Христе Сыне Божия Христе
Милосердый,
Сотвори благое,
Сотвори нам милость!
Праведные Пречистые,
Преблагия, Пресветлый,
Избави от горя,
От нужды великой!
И раскрылось окошечко, вывалилась краюшка. Жадно подхватил ее Гриша.
Перекрестились, пошли.
— На, кушай! — говорить Гриша, отламывая половину краюшки.
И идут, идут птицы Божьи. Идут и день, и два, идут куда? — сами не знают. Но только они верят, крепко верят, что они придут к старому дому, о котором Гризли рассказывает такия чудные сказки.
На третьи сутки обессилела Гризли; устали ноженьки, непривычные к лаптям деревенским, непривычные к ходьбе многодневной.
Сели они около лесочка, подле овражка, места глухого. Вдруг из овражка лезет, щетинится страшная морда. Глаза блестят, рот зубастый раскрыт.
— Это волк, — шепчет Гризли в ужасе.
— Ничего, — говорит Гриша: —ты только перекрестись, он ничего не сделает небоженькам.
И небоженьки перекрестились. Волк порычал, порычал, защелкал зубами, прижал уши и вдруг быстро повернул назад и в три прыжка исчез в овражке.
— Гриша, — говорит Гризли: —это твоя мама нас спасает. Она не дает нас никому в обиду.
— Может быть, мама, — говорит Гриша: — а может быть волк просто испугался, подумал, что его застрелят.
Посидели, отдохнули небоженьки и пошли. И целых пят суток они шли так, побираясь Христа-ради; день идут, а ночь ночуют в поле или в гуменниках, а иногда и в избе, коли пустят переночевать.
— Как же это вы одни идете, сиротливые? — спрашивает какая-нибудь сердобольная бабенка.
— Идем, тётенька, — говорит Гризли — с Господом!
— Куда-ж, мол, вы идете?
— В Архистратигино.
— Это в княжое имение?
— Да!
— Эко чудо!
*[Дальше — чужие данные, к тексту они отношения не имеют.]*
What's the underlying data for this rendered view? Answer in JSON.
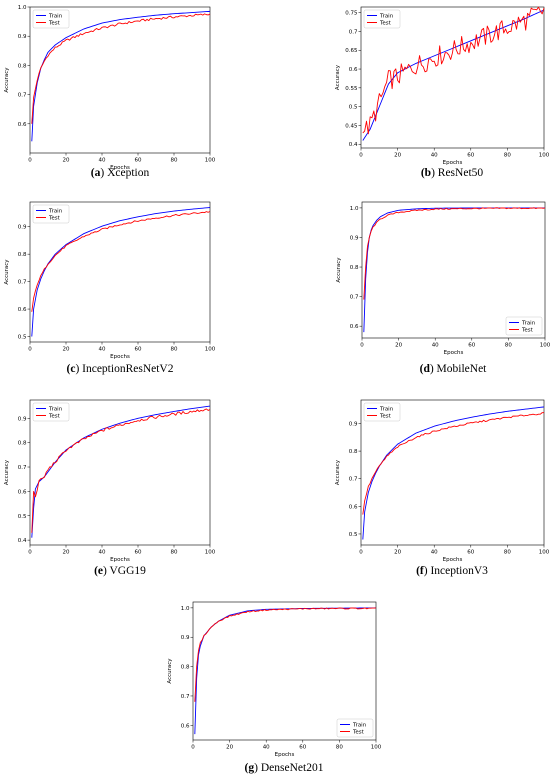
{
  "chart_data": [
    {
      "type": "line",
      "caption_letter": "(a)",
      "caption_name": "Xception",
      "xlabel": "Epochs",
      "ylabel": "Accuracy",
      "xlim": [
        0,
        100
      ],
      "ylim": [
        0.5,
        1.0
      ],
      "xticks": [
        0,
        20,
        40,
        60,
        80,
        100
      ],
      "yticks": [
        0.6,
        0.7,
        0.8,
        0.9,
        1.0
      ],
      "legend_position": "upper-left",
      "series": [
        {
          "name": "Train",
          "color": "#0000ff",
          "x": [
            1,
            2,
            4,
            6,
            8,
            10,
            14,
            20,
            30,
            40,
            50,
            60,
            70,
            80,
            90,
            100
          ],
          "y": [
            0.54,
            0.66,
            0.74,
            0.79,
            0.82,
            0.845,
            0.87,
            0.895,
            0.925,
            0.945,
            0.957,
            0.965,
            0.972,
            0.977,
            0.981,
            0.985
          ]
        },
        {
          "name": "Test",
          "color": "#ff0000",
          "x": [
            1,
            2,
            4,
            6,
            8,
            10,
            14,
            20,
            30,
            40,
            50,
            60,
            70,
            80,
            90,
            100
          ],
          "y": [
            0.6,
            0.69,
            0.75,
            0.79,
            0.815,
            0.835,
            0.86,
            0.885,
            0.91,
            0.928,
            0.942,
            0.952,
            0.96,
            0.966,
            0.971,
            0.975
          ],
          "noise": 0.004
        }
      ]
    },
    {
      "type": "line",
      "caption_letter": "(b)",
      "caption_name": "ResNet50",
      "xlabel": "Epochs",
      "ylabel": "Accuracy",
      "xlim": [
        0,
        100
      ],
      "ylim": [
        0.39,
        0.765
      ],
      "xticks": [
        0,
        20,
        40,
        60,
        80,
        100
      ],
      "yticks": [
        0.4,
        0.45,
        0.5,
        0.55,
        0.6,
        0.65,
        0.7,
        0.75
      ],
      "legend_position": "upper-left",
      "series": [
        {
          "name": "Train",
          "color": "#0000ff",
          "x": [
            1,
            5,
            10,
            15,
            20,
            30,
            40,
            50,
            60,
            70,
            80,
            90,
            100
          ],
          "y": [
            0.41,
            0.44,
            0.5,
            0.56,
            0.59,
            0.615,
            0.635,
            0.655,
            0.675,
            0.695,
            0.715,
            0.735,
            0.757
          ]
        },
        {
          "name": "Test",
          "color": "#ff0000",
          "x": [
            1,
            5,
            10,
            15,
            20,
            30,
            40,
            50,
            60,
            70,
            80,
            90,
            100
          ],
          "y": [
            0.43,
            0.45,
            0.51,
            0.57,
            0.58,
            0.61,
            0.63,
            0.65,
            0.67,
            0.69,
            0.71,
            0.73,
            0.755
          ],
          "noise": 0.028
        }
      ]
    },
    {
      "type": "line",
      "caption_letter": "(c)",
      "caption_name": "InceptionResNetV2",
      "xlabel": "Epochs",
      "ylabel": "Accuracy",
      "xlim": [
        0,
        100
      ],
      "ylim": [
        0.48,
        0.99
      ],
      "xticks": [
        0,
        20,
        40,
        60,
        80,
        100
      ],
      "yticks": [
        0.5,
        0.6,
        0.7,
        0.8,
        0.9
      ],
      "legend_position": "upper-left",
      "series": [
        {
          "name": "Train",
          "color": "#0000ff",
          "x": [
            1,
            2,
            4,
            6,
            8,
            10,
            14,
            20,
            30,
            40,
            50,
            60,
            70,
            80,
            90,
            100
          ],
          "y": [
            0.5,
            0.6,
            0.67,
            0.71,
            0.74,
            0.765,
            0.8,
            0.835,
            0.875,
            0.902,
            0.922,
            0.936,
            0.948,
            0.957,
            0.964,
            0.97
          ]
        },
        {
          "name": "Test",
          "color": "#ff0000",
          "x": [
            1,
            2,
            4,
            6,
            8,
            10,
            14,
            20,
            30,
            40,
            50,
            60,
            70,
            80,
            90,
            100
          ],
          "y": [
            0.59,
            0.64,
            0.69,
            0.72,
            0.745,
            0.765,
            0.795,
            0.83,
            0.865,
            0.89,
            0.908,
            0.921,
            0.932,
            0.941,
            0.948,
            0.955
          ],
          "noise": 0.003
        }
      ]
    },
    {
      "type": "line",
      "caption_letter": "(d)",
      "caption_name": "MobileNet",
      "xlabel": "Epochs",
      "ylabel": "Accuracy",
      "xlim": [
        0,
        100
      ],
      "ylim": [
        0.56,
        1.02
      ],
      "xticks": [
        0,
        20,
        40,
        60,
        80,
        100
      ],
      "yticks": [
        0.6,
        0.7,
        0.8,
        0.9,
        1.0
      ],
      "legend_position": "lower-right",
      "series": [
        {
          "name": "Train",
          "color": "#0000ff",
          "x": [
            1,
            2,
            3,
            4,
            5,
            6,
            8,
            10,
            14,
            20,
            30,
            40,
            60,
            80,
            100
          ],
          "y": [
            0.58,
            0.76,
            0.85,
            0.9,
            0.925,
            0.94,
            0.958,
            0.97,
            0.983,
            0.992,
            0.997,
            0.999,
            1.0,
            1.0,
            1.0
          ]
        },
        {
          "name": "Test",
          "color": "#ff0000",
          "x": [
            1,
            2,
            3,
            4,
            5,
            6,
            8,
            10,
            14,
            20,
            30,
            40,
            60,
            80,
            100
          ],
          "y": [
            0.69,
            0.8,
            0.87,
            0.9,
            0.92,
            0.935,
            0.95,
            0.962,
            0.975,
            0.985,
            0.992,
            0.996,
            0.998,
            0.999,
            0.999
          ],
          "noise": 0.002
        }
      ]
    },
    {
      "type": "line",
      "caption_letter": "(e)",
      "caption_name": "VGG19",
      "xlabel": "Epochs",
      "ylabel": "Accuracy",
      "xlim": [
        0,
        100
      ],
      "ylim": [
        0.38,
        0.975
      ],
      "xticks": [
        0,
        20,
        40,
        60,
        80,
        100
      ],
      "yticks": [
        0.4,
        0.5,
        0.6,
        0.7,
        0.8,
        0.9
      ],
      "legend_position": "upper-left",
      "series": [
        {
          "name": "Train",
          "color": "#0000ff",
          "x": [
            1,
            2,
            3,
            5,
            8,
            10,
            14,
            20,
            30,
            40,
            50,
            60,
            70,
            80,
            90,
            100
          ],
          "y": [
            0.41,
            0.53,
            0.61,
            0.64,
            0.66,
            0.68,
            0.72,
            0.77,
            0.82,
            0.855,
            0.88,
            0.9,
            0.915,
            0.928,
            0.94,
            0.95
          ]
        },
        {
          "name": "Test",
          "color": "#ff0000",
          "x": [
            1,
            2,
            3,
            5,
            8,
            10,
            14,
            20,
            30,
            40,
            50,
            60,
            70,
            80,
            90,
            100
          ],
          "y": [
            0.43,
            0.6,
            0.58,
            0.64,
            0.66,
            0.69,
            0.72,
            0.77,
            0.815,
            0.85,
            0.872,
            0.892,
            0.905,
            0.917,
            0.928,
            0.938
          ],
          "noise": 0.006
        }
      ]
    },
    {
      "type": "line",
      "caption_letter": "(f)",
      "caption_name": "InceptionV3",
      "xlabel": "Epochs",
      "ylabel": "Accuracy",
      "xlim": [
        0,
        100
      ],
      "ylim": [
        0.46,
        0.985
      ],
      "xticks": [
        0,
        20,
        40,
        60,
        80,
        100
      ],
      "yticks": [
        0.5,
        0.6,
        0.7,
        0.8,
        0.9
      ],
      "legend_position": "upper-left",
      "series": [
        {
          "name": "Train",
          "color": "#0000ff",
          "x": [
            1,
            2,
            4,
            6,
            8,
            10,
            14,
            20,
            30,
            40,
            50,
            60,
            70,
            80,
            90,
            100
          ],
          "y": [
            0.48,
            0.58,
            0.65,
            0.69,
            0.72,
            0.745,
            0.785,
            0.825,
            0.865,
            0.89,
            0.908,
            0.922,
            0.934,
            0.944,
            0.952,
            0.96
          ]
        },
        {
          "name": "Test",
          "color": "#ff0000",
          "x": [
            1,
            2,
            4,
            6,
            8,
            10,
            14,
            20,
            30,
            40,
            50,
            60,
            70,
            80,
            90,
            100
          ],
          "y": [
            0.57,
            0.62,
            0.67,
            0.7,
            0.725,
            0.745,
            0.78,
            0.815,
            0.85,
            0.872,
            0.888,
            0.901,
            0.912,
            0.922,
            0.93,
            0.937
          ],
          "noise": 0.003
        }
      ]
    },
    {
      "type": "line",
      "caption_letter": "(g)",
      "caption_name": "DenseNet201",
      "xlabel": "Epochs",
      "ylabel": "Accuracy",
      "xlim": [
        0,
        100
      ],
      "ylim": [
        0.55,
        1.02
      ],
      "xticks": [
        0,
        20,
        40,
        60,
        80,
        100
      ],
      "yticks": [
        0.6,
        0.7,
        0.8,
        0.9,
        1.0
      ],
      "legend_position": "lower-right",
      "series": [
        {
          "name": "Train",
          "color": "#0000ff",
          "x": [
            1,
            2,
            3,
            4,
            6,
            8,
            10,
            14,
            20,
            30,
            40,
            60,
            80,
            100
          ],
          "y": [
            0.57,
            0.76,
            0.84,
            0.87,
            0.905,
            0.92,
            0.935,
            0.955,
            0.975,
            0.99,
            0.995,
            0.998,
            0.999,
            1.0
          ]
        },
        {
          "name": "Test",
          "color": "#ff0000",
          "x": [
            1,
            2,
            3,
            4,
            6,
            8,
            10,
            14,
            20,
            30,
            40,
            60,
            80,
            100
          ],
          "y": [
            0.68,
            0.8,
            0.855,
            0.88,
            0.905,
            0.92,
            0.935,
            0.955,
            0.972,
            0.987,
            0.993,
            0.997,
            0.998,
            0.998
          ],
          "noise": 0.002
        }
      ]
    }
  ]
}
Одни, сиротиночки!
Через две недели показалось Архистратигино. Гризли оживилась; каждое деревцо, каждый кустик теперь ей знакомы.
— Вон видишь, Гриша, — говорит она, вся раскрасневшись: — вон, вон блестит церковь, а вон и парк, а за ним — за ним будет старый наш дом.
И Гриша дивуется, широко раскрыв глаза. Его сердчишко усиленно бьется.
Дружно, бойко идут они. Куда усталость девалась.
Серая мгла стелется кругом них; серые брызги дождя обдают холодом. Ничего не замечают они. Бойко идут, шлепают ноженками по грязи, по лужам и ближе, ближе подвигается; идет навстречу к ним, с открытыми объятиями, край обетованный.
А колокол заунывно, медленно, удар за ударом, перезванивает, точно по покойнике…
IX
Собрался ареопаг в голубую гостиную. Все, что имело голос в семейном совете, все засело.
Седые, дряхлые, в старых токах и фраках, с светлыми пуговицами, в жабо и брыжах, а князь Иван Александрович приехал даже в парике с косой. Впрочем, не сам он приехал, а привезли его, и как засел он в длинное кресло, обложившись подушками, так тотчас и погрузился в сон праведный. И никто не будил его. Все знали, что он проспит себе все совещание и снова отвезут его домой, как дорогую куклу.